# battery operated syphon



## manda (Feb 9, 2006)

i seen one of these at petco. i have some tanks that are almost on the floor and i cant syphon any junk from the gravel very well at all because i cannot get suction with a normal syphon. is this the answer to my problem?

http://www.petco.com/Shop/petco_Pro..._Nao_12_sku_538485_familyID_6608.aspx#details
BUT it got awful reviews!


----------



## Sue Gremlin (Jan 16, 2007)

If you don't get any suction, lower the bucket the water is flowing into. It has to be lower than the fish tank or you won't get any draw at all. You may need a siphon with a longer hose to do this. The lower the bucket, the stronger the suction. 

I wouldn't waste my money on those battery things.


----------



## Sue Gremlin (Jan 16, 2007)

I'm sorry, I guess I didn't read your question thoroughly enough. My bad. I see that your tank is almost on the floor. 

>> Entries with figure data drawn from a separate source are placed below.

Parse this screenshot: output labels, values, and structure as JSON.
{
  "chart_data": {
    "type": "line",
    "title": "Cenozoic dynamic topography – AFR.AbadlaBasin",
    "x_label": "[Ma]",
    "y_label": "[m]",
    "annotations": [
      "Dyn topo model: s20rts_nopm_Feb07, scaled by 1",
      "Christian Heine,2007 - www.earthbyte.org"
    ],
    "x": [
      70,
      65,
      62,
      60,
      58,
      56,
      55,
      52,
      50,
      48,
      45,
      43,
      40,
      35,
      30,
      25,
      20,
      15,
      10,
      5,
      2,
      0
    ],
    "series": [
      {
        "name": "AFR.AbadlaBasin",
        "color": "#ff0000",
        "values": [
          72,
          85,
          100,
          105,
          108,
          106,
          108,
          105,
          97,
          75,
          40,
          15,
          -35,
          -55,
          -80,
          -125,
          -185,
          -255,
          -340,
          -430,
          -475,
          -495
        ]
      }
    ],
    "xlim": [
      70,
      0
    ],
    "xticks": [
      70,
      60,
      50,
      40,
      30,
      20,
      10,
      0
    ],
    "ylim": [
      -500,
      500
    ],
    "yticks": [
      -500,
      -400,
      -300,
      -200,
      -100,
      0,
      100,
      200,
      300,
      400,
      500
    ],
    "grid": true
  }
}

Perhaps that is the way to go for you then.


----------



## manda (Feb 9, 2006)

thank you! dont they have one with a hand pump sort of thing?


----------



## Sue Gremlin (Jan 16, 2007)

Yeah, I think I've seen one of those, but I can't remember where. We never stocked those in the store when I woked there. 
I have a Python, those things rule, if you have several tanks, that might be the way to go for you. I bought the couplings and made my own from tubing I got at Home Depot, they're ridiculously overpriced.


----------